Until the past couple of years, I didn’t have a lot of dealings with SAP. (That has now changed significantly.) But it seems that the things I do recall aren’t that widely known anymore.

I first heard of SAP in the 1980s. It was a smaller company than the then-leading mainframe application software vendors. Peter Zencke told me earlier this week that when he joined in 1983, the company had around 100 employees. From memory about MSA’s figures, I’d guess SAP’s revenue was somewhere in the $150-250,000 per employee range. Also from memory, I’d guess that MSA and M&D (McCormack & Dodge) were meaningfully bigger than SAP at that time. I also think that SAP combined financial and manufacturing applications earlier than the other mainframe vendors did, and hence probably got more revenue per client from a small number of clients. (MSA didn’t get into manufacturing apps until they bought Comserv, which if I recall correctly never broke the $20 million revenue mark on its own.)

SAP was almost unique among significant software vendors in being based outside the US, Software AG being the other obvious big example. There was no Business Objects then, of course. I don’t think that any of the UK companies that eventually made a modest impact — MicroFocus, LBMS, and much more recently Autonomy — were even active then. So it was pretty much off of people’s radar screens …
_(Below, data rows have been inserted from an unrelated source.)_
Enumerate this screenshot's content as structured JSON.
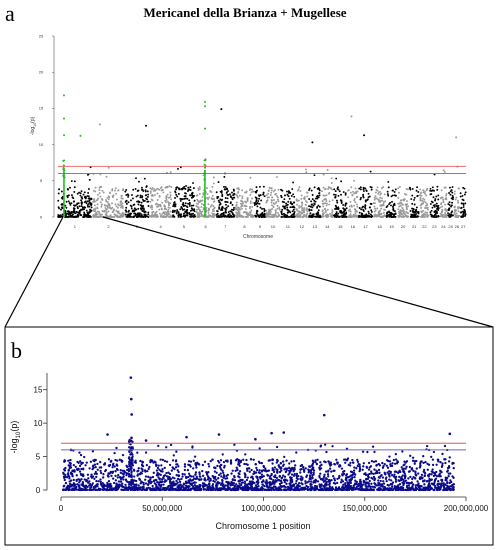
{
  "figure": {
    "title": "Mericanel della Brianza + Mugellese",
    "panel_a_letter": "a",
    "panel_b_letter": "b"
  },
  "colors": {
    "panel_a_dark": "#000000",
    "panel_a_light": "#999999",
    "panel_a_highlight": "#22bb22",
    "panel_b_points": "#0a0a8a",
    "threshold_red": "#ee5555",
    "threshold_blue": "#6666cc"
  },
  "chart_data": [
    {
      "type": "scatter",
      "subtype": "manhattan",
      "title": "Mericanel della Brianza + Mugellese",
      "xlabel": "Chromosome",
      "ylabel_text": "-log10(p)",
      "ylabel_parts": {
        "pre": "-log",
        "sub": "10",
        "post": "(p)"
      },
      "ylim": [
        0,
        25
      ],
      "y_ticks": [
        0,
        5,
        10,
        15,
        20,
        25
      ],
      "chromosomes": [
        "1",
        "2",
        "3",
        "4",
        "5",
        "6",
        "7",
        "8",
        "9",
        "10",
        "11",
        "12",
        "13",
        "14",
        "15",
        "16",
        "17",
        "18",
        "19",
        "20",
        "21",
        "22",
        "23",
        "24",
        "25",
        "26",
        "27"
      ],
      "chromosome_lengths_mb": [
        195,
        180,
        135,
        125,
        130,
        108,
        105,
        104,
        60,
        78,
        80,
        68,
        68,
        62,
        75,
        56,
        78,
        68,
        58,
        62,
        52,
        52,
        50,
        40,
        30,
        28,
        32
      ],
      "highlighted_chromosomes": [
        "1",
        "6"
      ],
      "thresholds": {
        "red": 7.0,
        "blue": 6.0
      },
      "legend": "none",
      "grid": false,
      "top_hits": [
        {
          "chromosome": "1",
          "position_mb": 34.5,
          "value": 16.8
        },
        {
          "chromosome": "1",
          "position_mb": 34.7,
          "value": 13.6
        },
        {
          "chromosome": "1",
          "position_mb": 34.9,
          "value": 11.3
        },
        {
          "chromosome": "1",
          "position_mb": 130.0,
          "value": 11.2
        },
        {
          "chromosome": "2",
          "position_mb": 40.0,
          "value": 12.8
        },
        {
          "chromosome": "3",
          "position_mb": 120.0,
          "value": 12.6
        },
        {
          "chromosome": "6",
          "position_mb": 50.0,
          "value": 15.9
        },
        {
          "chromosome": "6",
          "position_mb": 50.3,
          "value": 15.3
        },
        {
          "chromosome": "6",
          "position_mb": 50.6,
          "value": 12.2
        },
        {
          "chromosome": "7",
          "position_mb": 30.0,
          "value": 14.9
        },
        {
          "chromosome": "13",
          "position_mb": 20.0,
          "value": 10.3
        },
        {
          "chromosome": "16",
          "position_mb": 20.0,
          "value": 13.9
        },
        {
          "chromosome": "17",
          "position_mb": 30.0,
          "value": 11.3
        },
        {
          "chromosome": "26",
          "position_mb": 10.0,
          "value": 11.0
        }
      ]
    },
    {
      "type": "scatter",
      "subtype": "regional",
      "xlabel": "Chromosome 1 position",
      "ylabel_text": "-log10(p)",
      "ylabel_parts": {
        "pre": "-log",
        "sub": "10",
        "post": "(p)"
      },
      "xlim": [
        0,
        200000000
      ],
      "ylim": [
        0,
        17.5
      ],
      "x_ticks": [
        0,
        50000000,
        100000000,
        150000000,
        200000000
      ],
      "x_tick_labels": [
        "0",
        "50,000,000",
        "100,000,000",
        "150,000,000",
        "200,000,000"
      ],
      "y_ticks": [
        0,
        5,
        10,
        15
      ],
      "thresholds": {
        "red": 7.0,
        "blue": 6.0
      },
      "legend": "none",
      "grid": false,
      "top_hits": [
        {
          "x": 34500000,
          "y": 16.8
        },
        {
          "x": 34700000,
          "y": 13.6
        },
        {
          "x": 34900000,
          "y": 11.3
        },
        {
          "x": 34800000,
          "y": 7.8
        },
        {
          "x": 5000000,
          "y": 6.0
        },
        {
          "x": 23000000,
          "y": 8.3
        },
        {
          "x": 42000000,
          "y": 7.4
        },
        {
          "x": 62000000,
          "y": 7.9
        },
        {
          "x": 78000000,
          "y": 8.3
        },
        {
          "x": 96000000,
          "y": 7.6
        },
        {
          "x": 104000000,
          "y": 8.5
        },
        {
          "x": 110000000,
          "y": 8.6
        },
        {
          "x": 130000000,
          "y": 11.2
        },
        {
          "x": 192000000,
          "y": 8.4
        }
      ]
    }
  ]
}
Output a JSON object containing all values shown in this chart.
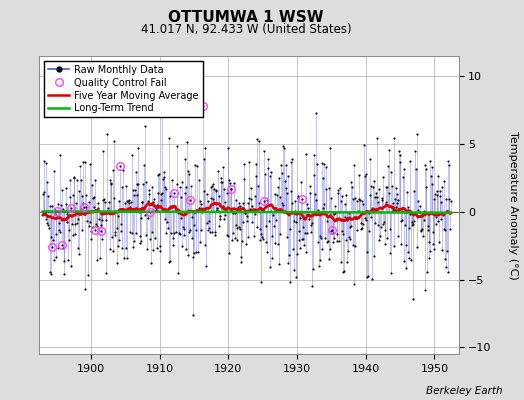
{
  "title": "OTTUMWA 1 WSW",
  "subtitle": "41.017 N, 92.433 W (United States)",
  "ylabel": "Temperature Anomaly (°C)",
  "credit": "Berkeley Earth",
  "year_start": 1893,
  "year_end": 1952,
  "ylim": [
    -10.5,
    11.5
  ],
  "yticks": [
    -10,
    -5,
    0,
    5,
    10
  ],
  "line_color": "#5555dd",
  "line_alpha": 0.55,
  "dot_color": "#111111",
  "moving_avg_color": "#dd0000",
  "trend_color": "#00bb00",
  "qc_fail_color": "#ff44ff",
  "bg_color": "#dddddd",
  "plot_bg_color": "#ffffff",
  "grid_color": "#bbbbbb",
  "seed": 42,
  "n_months": 714,
  "amplitude": 2.8
}
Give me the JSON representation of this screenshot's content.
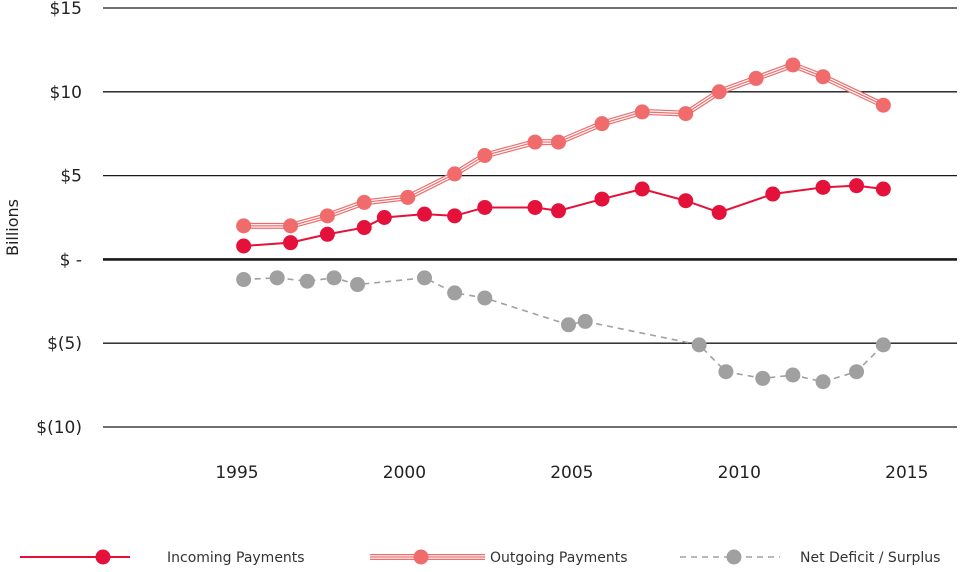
{
  "chart_data": {
    "type": "line",
    "title": "",
    "xlabel": "",
    "ylabel": "Billions",
    "xlim": [
      1991,
      2016.5
    ],
    "ylim": [
      -10,
      15
    ],
    "x_ticks": [
      1995,
      2000,
      2005,
      2010,
      2015
    ],
    "y_ticks": [
      {
        "value": 15,
        "label": "$15"
      },
      {
        "value": 10,
        "label": "$10"
      },
      {
        "value": 5,
        "label": "$5"
      },
      {
        "value": 0,
        "label": "$ -"
      },
      {
        "value": -5,
        "label": "$(5)"
      },
      {
        "value": -10,
        "label": "$(10)"
      }
    ],
    "grid": true,
    "legend_position": "bottom",
    "series": [
      {
        "name": "Incoming Payments",
        "color": "#e4123a",
        "style": "solid",
        "points": [
          [
            1995.2,
            0.8
          ],
          [
            1996.6,
            1.0
          ],
          [
            1997.7,
            1.5
          ],
          [
            1998.8,
            1.9
          ],
          [
            1999.4,
            2.5
          ],
          [
            2000.6,
            2.7
          ],
          [
            2001.5,
            2.6
          ],
          [
            2002.4,
            3.1
          ],
          [
            2003.9,
            3.1
          ],
          [
            2004.6,
            2.9
          ],
          [
            2005.9,
            3.6
          ],
          [
            2007.1,
            4.2
          ],
          [
            2008.4,
            3.5
          ],
          [
            2009.4,
            2.8
          ],
          [
            2011.0,
            3.9
          ],
          [
            2012.5,
            4.3
          ],
          [
            2013.5,
            4.4
          ],
          [
            2014.3,
            4.2
          ]
        ]
      },
      {
        "name": "Outgoing Payments",
        "color": "#f06b6b",
        "style": "triple",
        "points": [
          [
            1995.2,
            2.0
          ],
          [
            1996.6,
            2.0
          ],
          [
            1997.7,
            2.6
          ],
          [
            1998.8,
            3.4
          ],
          [
            2000.1,
            3.7
          ],
          [
            2001.5,
            5.1
          ],
          [
            2002.4,
            6.2
          ],
          [
            2003.9,
            7.0
          ],
          [
            2004.6,
            7.0
          ],
          [
            2005.9,
            8.1
          ],
          [
            2007.1,
            8.8
          ],
          [
            2008.4,
            8.7
          ],
          [
            2009.4,
            10.0
          ],
          [
            2010.5,
            10.8
          ],
          [
            2011.6,
            11.6
          ],
          [
            2012.5,
            10.9
          ],
          [
            2014.3,
            9.2
          ]
        ]
      },
      {
        "name": "Net Deficit / Surplus",
        "color": "#a0a0a0",
        "style": "dashed",
        "points": [
          [
            1995.2,
            -1.2
          ],
          [
            1996.2,
            -1.1
          ],
          [
            1997.1,
            -1.3
          ],
          [
            1997.9,
            -1.1
          ],
          [
            1998.6,
            -1.5
          ],
          [
            2000.6,
            -1.1
          ],
          [
            2001.5,
            -2.0
          ],
          [
            2002.4,
            -2.3
          ],
          [
            2004.9,
            -3.9
          ],
          [
            2005.4,
            -3.7
          ],
          [
            2008.8,
            -5.1
          ],
          [
            2009.6,
            -6.7
          ],
          [
            2010.7,
            -7.1
          ],
          [
            2011.6,
            -6.9
          ],
          [
            2012.5,
            -7.3
          ],
          [
            2013.5,
            -6.7
          ],
          [
            2014.3,
            -5.1
          ]
        ]
      }
    ]
  }
}
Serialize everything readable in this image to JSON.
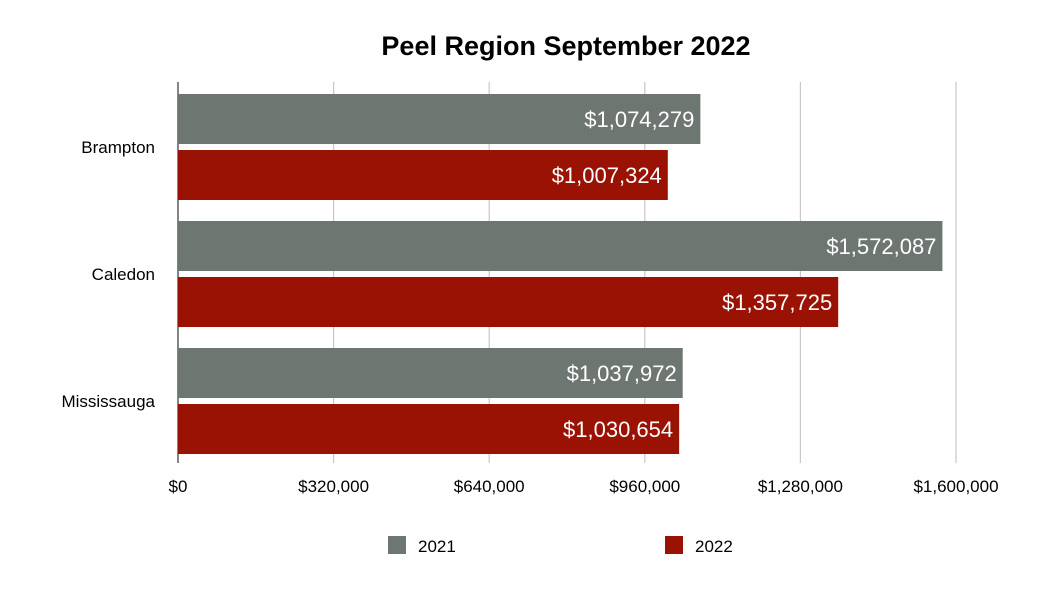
{
  "chart_data": {
    "type": "bar",
    "orientation": "horizontal",
    "title": "Peel Region September 2022",
    "categories": [
      "Brampton",
      "Caledon",
      "Mississauga"
    ],
    "series": [
      {
        "name": "2021",
        "color": "#6e7672",
        "values": [
          1074279,
          1572087,
          1037972
        ],
        "labels": [
          "$1,074,279",
          "$1,572,087",
          "$1,037,972"
        ]
      },
      {
        "name": "2022",
        "color": "#9a1204",
        "values": [
          1007324,
          1357725,
          1030654
        ],
        "labels": [
          "$1,007,324",
          "$1,357,725",
          "$1,030,654"
        ]
      }
    ],
    "xlim": [
      0,
      1600000
    ],
    "xticks": [
      0,
      320000,
      640000,
      960000,
      1280000,
      1600000
    ],
    "xtick_labels": [
      "$0",
      "$320,000",
      "$640,000",
      "$960,000",
      "$1,280,000",
      "$1,600,000"
    ],
    "xlabel": "",
    "ylabel": "",
    "grid": "vertical",
    "legend_position": "bottom"
  }
}
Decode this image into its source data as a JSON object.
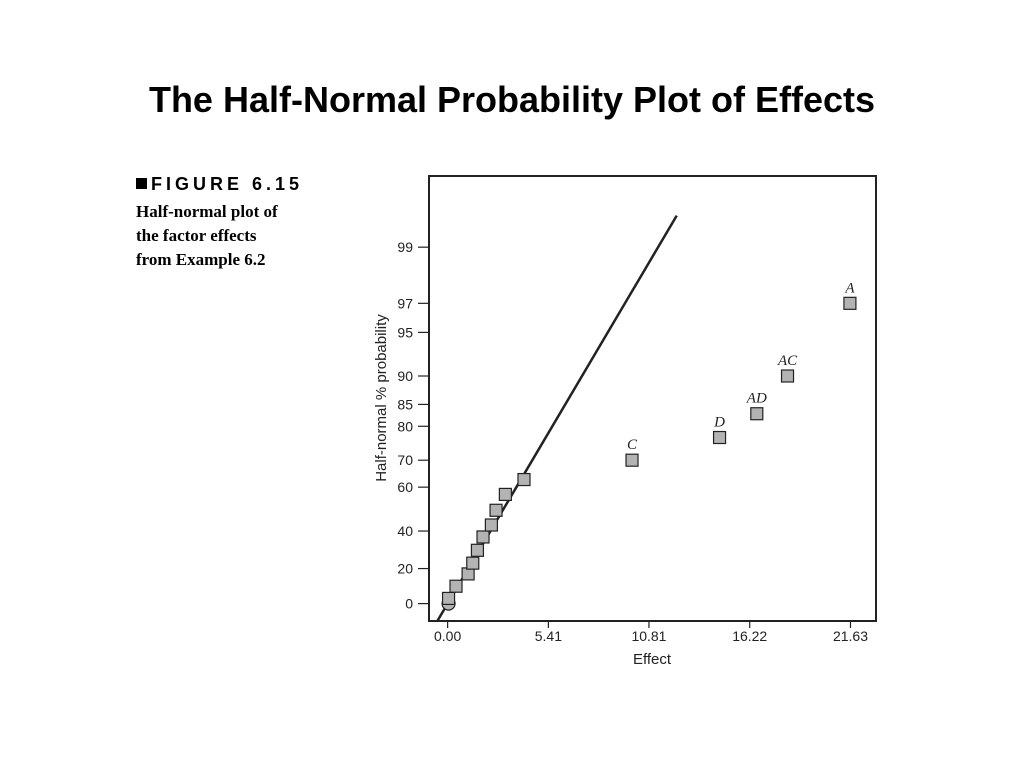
{
  "slide": {
    "title": "The Half-Normal Probability Plot of Effects"
  },
  "figure": {
    "label": "FIGURE 6.15",
    "caption_lines": [
      "Half-normal plot of",
      "the factor effects",
      "from Example 6.2"
    ]
  },
  "colors": {
    "axis": "#222222",
    "marker_fill": "#b3b3b3",
    "marker_stroke": "#222222",
    "fit_line": "#222222"
  },
  "chart_data": {
    "type": "scatter",
    "xlabel": "Effect",
    "ylabel": "Half-normal % probability",
    "xlim": [
      -1.0,
      23.0
    ],
    "ylim": [
      -10,
      99.8
    ],
    "y_scale": "half-normal probability",
    "grid": false,
    "x_ticks": [
      {
        "value": 0.0,
        "label": "0.00"
      },
      {
        "value": 5.41,
        "label": "5.41"
      },
      {
        "value": 10.81,
        "label": "10.81"
      },
      {
        "value": 16.22,
        "label": "16.22"
      },
      {
        "value": 21.63,
        "label": "21.63"
      }
    ],
    "y_ticks": [
      {
        "value": 0,
        "label": "0"
      },
      {
        "value": 20,
        "label": "20"
      },
      {
        "value": 40,
        "label": "40"
      },
      {
        "value": 60,
        "label": "60"
      },
      {
        "value": 70,
        "label": "70"
      },
      {
        "value": 80,
        "label": "80"
      },
      {
        "value": 85,
        "label": "85"
      },
      {
        "value": 90,
        "label": "90"
      },
      {
        "value": 95,
        "label": "95"
      },
      {
        "value": 97,
        "label": "97"
      },
      {
        "value": 99,
        "label": "99"
      }
    ],
    "points": [
      {
        "x": 0.05,
        "y": 0,
        "shape": "circle",
        "label": ""
      },
      {
        "x": 0.05,
        "y": 3,
        "shape": "square",
        "label": ""
      },
      {
        "x": 0.45,
        "y": 10,
        "shape": "square",
        "label": ""
      },
      {
        "x": 1.1,
        "y": 17,
        "shape": "square",
        "label": ""
      },
      {
        "x": 1.35,
        "y": 23,
        "shape": "square",
        "label": ""
      },
      {
        "x": 1.6,
        "y": 30,
        "shape": "square",
        "label": ""
      },
      {
        "x": 1.9,
        "y": 37,
        "shape": "square",
        "label": ""
      },
      {
        "x": 2.35,
        "y": 43,
        "shape": "square",
        "label": ""
      },
      {
        "x": 2.6,
        "y": 50,
        "shape": "square",
        "label": ""
      },
      {
        "x": 3.1,
        "y": 57,
        "shape": "square",
        "label": ""
      },
      {
        "x": 4.1,
        "y": 63,
        "shape": "square",
        "label": ""
      },
      {
        "x": 9.9,
        "y": 70,
        "shape": "square",
        "label": "C"
      },
      {
        "x": 14.6,
        "y": 77,
        "shape": "square",
        "label": "D"
      },
      {
        "x": 16.6,
        "y": 83,
        "shape": "square",
        "label": "AD"
      },
      {
        "x": 18.25,
        "y": 90,
        "shape": "square",
        "label": "AC"
      },
      {
        "x": 21.6,
        "y": 97,
        "shape": "square",
        "label": "A"
      }
    ],
    "fit_line": {
      "from": {
        "x": 0.0,
        "y": 0
      },
      "to": {
        "x": 4.1,
        "y": 65
      }
    }
  }
}
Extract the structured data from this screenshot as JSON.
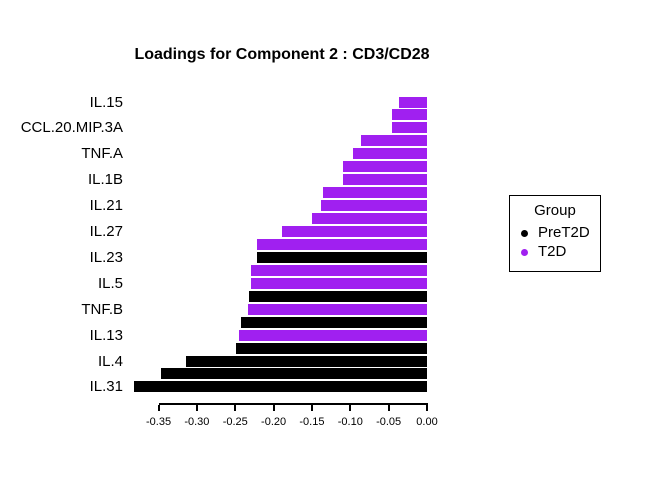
{
  "legend": {
    "title": "Group",
    "items": [
      {
        "label": "PreT2D",
        "color": "#000000"
      },
      {
        "label": "T2D",
        "color": "#A020F0"
      }
    ]
  },
  "chart_data": {
    "type": "bar",
    "orientation": "horizontal",
    "title": "Loadings for Component 2 : CD3/CD28",
    "xlabel": "",
    "ylabel": "",
    "xlim": [
      -0.35,
      0.0
    ],
    "grid": false,
    "legend_position": "right",
    "x_ticks": [
      -0.35,
      -0.3,
      -0.25,
      -0.2,
      -0.15,
      -0.1,
      -0.05,
      0.0
    ],
    "x_tick_labels": [
      "-0.35",
      "-0.30",
      "-0.25",
      "-0.20",
      "-0.15",
      "-0.10",
      "-0.05",
      "0.00"
    ],
    "group_colors": {
      "PreT2D": "#000000",
      "T2D": "#A020F0"
    },
    "bars": [
      {
        "label": "IL.15",
        "value": -0.036,
        "group": "T2D"
      },
      {
        "label": "",
        "value": -0.046,
        "group": "T2D"
      },
      {
        "label": "CCL.20.MIP.3A",
        "value": -0.046,
        "group": "T2D"
      },
      {
        "label": "",
        "value": -0.086,
        "group": "T2D"
      },
      {
        "label": "TNF.A",
        "value": -0.096,
        "group": "T2D"
      },
      {
        "label": "",
        "value": -0.11,
        "group": "T2D"
      },
      {
        "label": "IL.1B",
        "value": -0.11,
        "group": "T2D"
      },
      {
        "label": "",
        "value": -0.136,
        "group": "T2D"
      },
      {
        "label": "IL.21",
        "value": -0.138,
        "group": "T2D"
      },
      {
        "label": "",
        "value": -0.15,
        "group": "T2D"
      },
      {
        "label": "IL.27",
        "value": -0.189,
        "group": "T2D"
      },
      {
        "label": "",
        "value": -0.222,
        "group": "T2D"
      },
      {
        "label": "IL.23",
        "value": -0.222,
        "group": "PreT2D"
      },
      {
        "label": "",
        "value": -0.229,
        "group": "T2D"
      },
      {
        "label": "IL.5",
        "value": -0.23,
        "group": "T2D"
      },
      {
        "label": "",
        "value": -0.232,
        "group": "PreT2D"
      },
      {
        "label": "TNF.B",
        "value": -0.233,
        "group": "T2D"
      },
      {
        "label": "",
        "value": -0.242,
        "group": "PreT2D"
      },
      {
        "label": "IL.13",
        "value": -0.245,
        "group": "T2D"
      },
      {
        "label": "",
        "value": -0.249,
        "group": "PreT2D"
      },
      {
        "label": "IL.4",
        "value": -0.314,
        "group": "PreT2D"
      },
      {
        "label": "",
        "value": -0.347,
        "group": "PreT2D"
      },
      {
        "label": "IL.31",
        "value": -0.382,
        "group": "PreT2D"
      }
    ]
  }
}
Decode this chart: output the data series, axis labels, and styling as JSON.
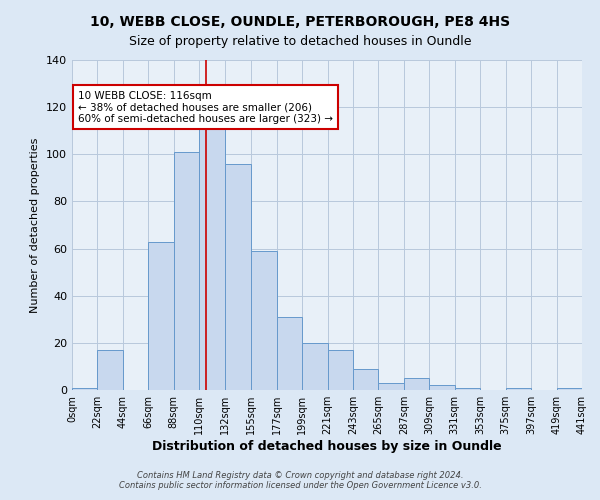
{
  "title_line1": "10, WEBB CLOSE, OUNDLE, PETERBOROUGH, PE8 4HS",
  "title_line2": "Size of property relative to detached houses in Oundle",
  "xlabel": "Distribution of detached houses by size in Oundle",
  "ylabel": "Number of detached properties",
  "bin_edges": [
    0,
    22,
    44,
    66,
    88,
    110,
    132,
    155,
    177,
    199,
    221,
    243,
    265,
    287,
    309,
    331,
    353,
    375,
    397,
    419,
    441
  ],
  "bar_heights": [
    1,
    17,
    0,
    63,
    101,
    111,
    96,
    59,
    31,
    20,
    17,
    9,
    3,
    5,
    2,
    1,
    0,
    1,
    0,
    1
  ],
  "bar_color": "#c8d8ee",
  "bar_edge_color": "#6699cc",
  "vline_x": 116,
  "vline_color": "#cc0000",
  "ylim": [
    0,
    140
  ],
  "yticks": [
    0,
    20,
    40,
    60,
    80,
    100,
    120,
    140
  ],
  "xtick_labels": [
    "0sqm",
    "22sqm",
    "44sqm",
    "66sqm",
    "88sqm",
    "110sqm",
    "132sqm",
    "155sqm",
    "177sqm",
    "199sqm",
    "221sqm",
    "243sqm",
    "265sqm",
    "287sqm",
    "309sqm",
    "331sqm",
    "353sqm",
    "375sqm",
    "397sqm",
    "419sqm",
    "441sqm"
  ],
  "annotation_line1": "10 WEBB CLOSE: 116sqm",
  "annotation_line2": "← 38% of detached houses are smaller (206)",
  "annotation_line3": "60% of semi-detached houses are larger (323) →",
  "annotation_box_color": "#ffffff",
  "annotation_border_color": "#cc0000",
  "footer_line1": "Contains HM Land Registry data © Crown copyright and database right 2024.",
  "footer_line2": "Contains public sector information licensed under the Open Government Licence v3.0.",
  "bg_color": "#dce8f5",
  "plot_bg_color": "#e8f0f8",
  "grid_color": "#b8c8dc",
  "title_fontsize": 10,
  "subtitle_fontsize": 9
}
Indeed, at one point in the early 1990s I wrote to the effect of “Hey! There really are some important European software companies!” And spurred by that, my clients at Fidelity Investments invested in SAP. Too bad they were perennially stingy about compensation for good investment ideas …

Anyhow, the word on SAP from its competitors was that in the US at least, SAP focused tremendous sales effort on a small number of prospects, and in those accounts they were very hard to beat. These accounts seemed to be centered on the chemical and pharmaceutical industries, presumably because those industries were particularly strong in SAP’s home German market. Not coincidentally, SAP’s US operations were headquartered in Pennsylvania, near the New Jersey stronghold of those industries in the US. It’s natural to conjecture that SAP had superior functionality for process manufacturing industries, something that was pretty primitive in those days, but I don’t recall any direct mentions of this.

I learned more in the early 1990s when Jeremy Coote called up and introduced himself. He was the CFO of SAP’s US operations (he later went on to a big job at Siebel). It turned out that SAP had some contractual reason only to invest limited resources in the US. But that would change soon; one of the directors was coming over to run things in the US personally; and so on. Obviously, they lived up to that much more than I could possibly have envisioned at the time.

The story of how SAP’s rise dovetailed with the growth of the public accounting firms’ consulting practices is better known; I’ll leave the telling of that to another time.